Cuts in public services don’t eliminate demand—and it is a demand that Iris Lav, deputy director of the Center on Budget and Policy Priorities (CBPP), expects to increase as baby boomers retire.
“I worry that with the low savings rate and decline in [employer-provided] defined-benefit pensions there are going to be a lot of people who need a lot of help from state government,” Lav said at CBPP’s 14th annual state fiscal policy conference, Nov. 13-14 in Bethesda, Md. But “demographics is not necessarily destiny. It depends on what we do about it and when we do it.”
As a union of public employees at every level of government, AFT members have a vested interest in public policy decisions, including tax policy.
After all, the outcomes affect your life both on the job and off. Policy decisions determine the resources available to do your job and to pay your salary and benefits. Policy decisions also affect the quality and types of public services available to support your community.
It takes money to run government, though; and despite healthy growth in state revenues over the past year, experts say state and local governments are going to be hard-pressed in 2007 to meet public need for services.
The problem is largely two-fold: regressive tax systems that don’t provide a steady stream of revenue and the federal budget deficit. These issues were the focus of the CBPP conference, which attracted nearly 300 participants, including more than a dozen members of the AFT Public Employees budget crisis task force who represent AFT Public Employees locals across the country.
The resounding message from two days of workshops and plenary sessions was that progressive tax reform must be a public policy priority if the nation’s public services needs are going to be met tomorrow.
“Survival,” Lav said, “equals a strong tax system.”
Regressive, proportional and progressive taxes
From 1994 to 2003, state tax systems became more regressive, said Noah Berger, executive director of the Massachusetts Budget and Policy Center (www.massbudget.org), who attributed the backslide to sales and excise tax increases legislatures enacted to fill budget gaps starting in 2001.

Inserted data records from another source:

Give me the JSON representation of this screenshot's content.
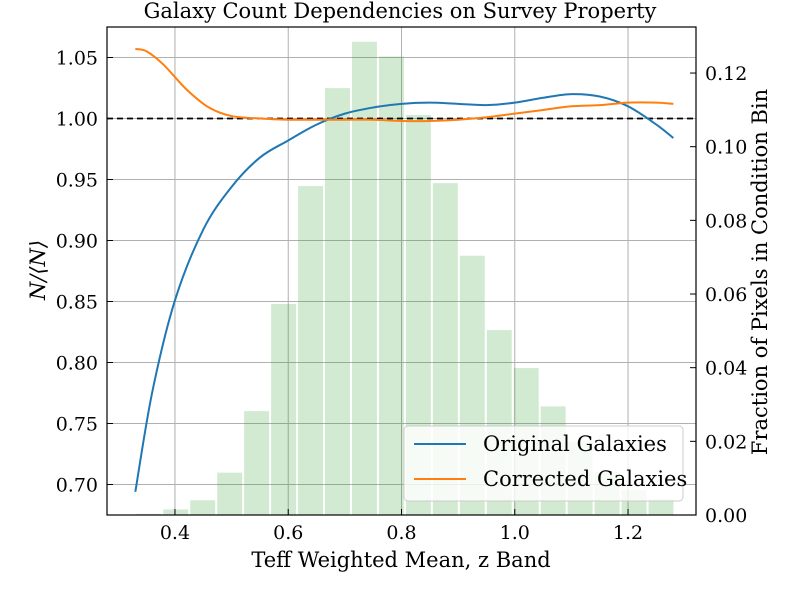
{
  "chart_data": {
    "type": "line",
    "title": "Galaxy Count Dependencies on Survey Property",
    "xlabel": "Teff Weighted Mean, z Band",
    "ylabel": "N/⟨N⟩",
    "ylabel_right": "Fraction of Pixels in Condition Bin",
    "xlim": [
      0.28,
      1.32
    ],
    "ylim": [
      0.675,
      1.075
    ],
    "ylim_right": [
      0.0,
      0.1325
    ],
    "xticks": [
      {
        "value": 0.4,
        "label": "0.4"
      },
      {
        "value": 0.6,
        "label": "0.6"
      },
      {
        "value": 0.8,
        "label": "0.8"
      },
      {
        "value": 1.0,
        "label": "1.0"
      },
      {
        "value": 1.2,
        "label": "1.2"
      }
    ],
    "yticks": [
      {
        "value": 0.7,
        "label": "0.70"
      },
      {
        "value": 0.75,
        "label": "0.75"
      },
      {
        "value": 0.8,
        "label": "0.80"
      },
      {
        "value": 0.85,
        "label": "0.85"
      },
      {
        "value": 0.9,
        "label": "0.90"
      },
      {
        "value": 0.95,
        "label": "0.95"
      },
      {
        "value": 1.0,
        "label": "1.00"
      },
      {
        "value": 1.05,
        "label": "1.05"
      }
    ],
    "yticks_right": [
      {
        "value": 0.0,
        "label": "0.00"
      },
      {
        "value": 0.02,
        "label": "0.02"
      },
      {
        "value": 0.04,
        "label": "0.04"
      },
      {
        "value": 0.06,
        "label": "0.06"
      },
      {
        "value": 0.08,
        "label": "0.08"
      },
      {
        "value": 0.1,
        "label": "0.10"
      },
      {
        "value": 0.12,
        "label": "0.12"
      }
    ],
    "grid": true,
    "reference_line": {
      "y": 1.0,
      "style": "dashed",
      "color": "#000000"
    },
    "histogram": {
      "color": "#2ca02c",
      "opacity": 0.22,
      "bin_edges": [
        0.33,
        0.3776,
        0.4252,
        0.4728,
        0.5204,
        0.568,
        0.6156,
        0.6632,
        0.7108,
        0.7584,
        0.806,
        0.8536,
        0.9012,
        0.9488,
        0.9964,
        1.044,
        1.0916,
        1.1392,
        1.1868,
        1.2344,
        1.282
      ],
      "values": [
        0.0003,
        0.0015,
        0.004,
        0.0115,
        0.0282,
        0.0573,
        0.0893,
        0.1159,
        0.1285,
        0.1245,
        0.1086,
        0.0901,
        0.0704,
        0.0502,
        0.0399,
        0.0295,
        0.0199,
        0.0117,
        0.0068,
        0.0043
      ]
    },
    "series": [
      {
        "name": "Original Galaxies",
        "color": "#1f77b4",
        "x": [
          0.33,
          0.36,
          0.4,
          0.45,
          0.5,
          0.55,
          0.6,
          0.65,
          0.7,
          0.75,
          0.8,
          0.85,
          0.9,
          0.95,
          1.0,
          1.05,
          1.1,
          1.15,
          1.2,
          1.25,
          1.28
        ],
        "y": [
          0.694,
          0.776,
          0.851,
          0.909,
          0.944,
          0.968,
          0.982,
          0.995,
          1.004,
          1.009,
          1.012,
          1.013,
          1.012,
          1.011,
          1.013,
          1.017,
          1.02,
          1.018,
          1.01,
          0.995,
          0.984
        ]
      },
      {
        "name": "Corrected Galaxies",
        "color": "#ff7f0e",
        "x": [
          0.33,
          0.35,
          0.38,
          0.42,
          0.46,
          0.5,
          0.55,
          0.6,
          0.65,
          0.7,
          0.75,
          0.8,
          0.85,
          0.9,
          0.95,
          1.0,
          1.05,
          1.1,
          1.15,
          1.2,
          1.25,
          1.28
        ],
        "y": [
          1.057,
          1.055,
          1.044,
          1.024,
          1.009,
          1.002,
          1.0,
          0.999,
          0.999,
          0.999,
          0.999,
          0.998,
          0.998,
          0.999,
          1.001,
          1.004,
          1.007,
          1.01,
          1.011,
          1.013,
          1.013,
          1.012
        ]
      }
    ],
    "legend": {
      "position": "lower-right"
    }
  }
}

“From a fairness perspective, there are three broad types of taxes,” according to the Institute on Taxation and Economic Policy (www.itepnet.org). “A regressive tax makes middle- and low-income families pay a larger share of their incomes in taxes than the rich. A proportional tax takes the same percentage of income from everyone. A progressive tax makes the wealthy pay more of their income in taxes than those with lower incomes.”
Regressive taxes include, for example, property, sales and excise taxes, because lower-income individuals use a higher share of their income to pay these taxes. A proportional tax would be a flat-rate income tax. And a progressive tax would be a graduated personal income tax structure, including a “millionaire’s tax” like those enacted in California and New Jersey.

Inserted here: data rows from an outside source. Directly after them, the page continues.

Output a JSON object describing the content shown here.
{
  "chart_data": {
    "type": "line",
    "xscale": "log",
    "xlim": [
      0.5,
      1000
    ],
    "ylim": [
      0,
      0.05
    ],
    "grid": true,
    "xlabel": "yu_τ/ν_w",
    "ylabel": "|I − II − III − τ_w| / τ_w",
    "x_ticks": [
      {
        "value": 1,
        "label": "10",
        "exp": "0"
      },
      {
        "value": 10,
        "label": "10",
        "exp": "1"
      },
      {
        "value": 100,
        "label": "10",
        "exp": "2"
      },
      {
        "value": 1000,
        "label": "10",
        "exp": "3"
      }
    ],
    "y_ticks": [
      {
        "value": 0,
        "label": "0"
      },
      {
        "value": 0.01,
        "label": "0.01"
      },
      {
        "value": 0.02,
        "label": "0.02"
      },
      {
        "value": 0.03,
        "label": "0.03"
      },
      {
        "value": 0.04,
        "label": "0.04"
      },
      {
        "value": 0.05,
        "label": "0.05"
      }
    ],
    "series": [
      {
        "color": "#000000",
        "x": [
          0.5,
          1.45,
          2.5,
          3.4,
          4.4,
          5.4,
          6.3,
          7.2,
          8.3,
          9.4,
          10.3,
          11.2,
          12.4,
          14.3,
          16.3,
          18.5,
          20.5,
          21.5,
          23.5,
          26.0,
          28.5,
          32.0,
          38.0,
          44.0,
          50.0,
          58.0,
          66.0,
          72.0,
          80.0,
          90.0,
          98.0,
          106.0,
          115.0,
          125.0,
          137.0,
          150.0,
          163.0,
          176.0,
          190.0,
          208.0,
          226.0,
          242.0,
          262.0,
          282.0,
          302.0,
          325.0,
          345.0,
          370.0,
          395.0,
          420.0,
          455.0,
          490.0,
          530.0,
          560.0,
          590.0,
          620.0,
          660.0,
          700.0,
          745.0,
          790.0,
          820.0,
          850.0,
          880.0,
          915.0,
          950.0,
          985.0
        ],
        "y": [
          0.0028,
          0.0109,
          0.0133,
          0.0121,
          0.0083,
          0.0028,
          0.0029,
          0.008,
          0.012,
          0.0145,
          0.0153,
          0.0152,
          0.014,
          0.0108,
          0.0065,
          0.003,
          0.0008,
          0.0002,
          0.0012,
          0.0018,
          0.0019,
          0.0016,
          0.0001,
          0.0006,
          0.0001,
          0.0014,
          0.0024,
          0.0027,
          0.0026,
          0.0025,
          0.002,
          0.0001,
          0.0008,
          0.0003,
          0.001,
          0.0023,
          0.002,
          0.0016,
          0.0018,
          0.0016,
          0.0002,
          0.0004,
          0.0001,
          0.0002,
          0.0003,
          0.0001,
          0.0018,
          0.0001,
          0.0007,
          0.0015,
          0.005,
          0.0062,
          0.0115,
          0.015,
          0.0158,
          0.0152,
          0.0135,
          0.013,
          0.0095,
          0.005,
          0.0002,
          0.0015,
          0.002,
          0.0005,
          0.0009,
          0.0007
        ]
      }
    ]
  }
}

States with the most regressive tax systems include Arizona, Illinois, Pennsylvania and Washington, said Matt Gardner, director of state tax policy at ITEP. The cause: Arizona relies heavily on sales and excise taxes for revenue; Illinois has a flat income tax rate; Pennsylvania has a flat income tax rate combined with a heavy reliance on sales and excise taxes; and Washington has a narrowly based income tax combined with a heavy reliance on sales and excise taxes.
Other states where AFT Public Employees members live with flat or effectively flat income tax rates—because the top bracket is so low that most taxpayers fall into it—include Colorado, Indiana and Maryland.
Overall, most state tax systems take a greater share of income from middle- and low-income families than from wealthy families, Gardner said.
Nationwide, the lowest-income families pay nearly 11 percent of total income in income, property, and sales and excise taxes, Gardner said, compared with the wealthiest 1 percent of families, who pay less than 8 percent of total income in income, property, and sales and excise taxes.
“The more you earn, the less you pay as a share of income,” Gardner said. “For most people, this is not what fairness means.”
The revenue pie: Where does the money come from?
More than half of state and local revenues comes from taxes and licensing fees; one-quarter comes from a variety of sources including university tuition, sewerage fees, state and county hospital charges, and net lottery proceeds; and one-quarter comes from federal aid—but that amount is on the decline.
Under the Bush administration, Congress has been a willing accomplice to cutting federal aid to states; and, as a result, states are left with difficult choices: cut services, make up the federal funding shortfall or raise taxes.
The combined federal-state fiscal outlook is precarious moving forward between the federal budget deficit and state tax system structures that fail to generate adequate revenue.
According to the CBPP, 24 states face budget deficits for fiscal year 2007 and beyond, including Connecticut, Illinois, Maine, Maryland, New York, Ohio and Wisconsin.
The reasons vary, ranging from use of one-time funding sources or surpluses to fund ongoing tax cuts or expenditure increases, to already-enacted tax cuts that are being phased in over a number of years, to underfunding state pension obligations as a way to balance operating budgets.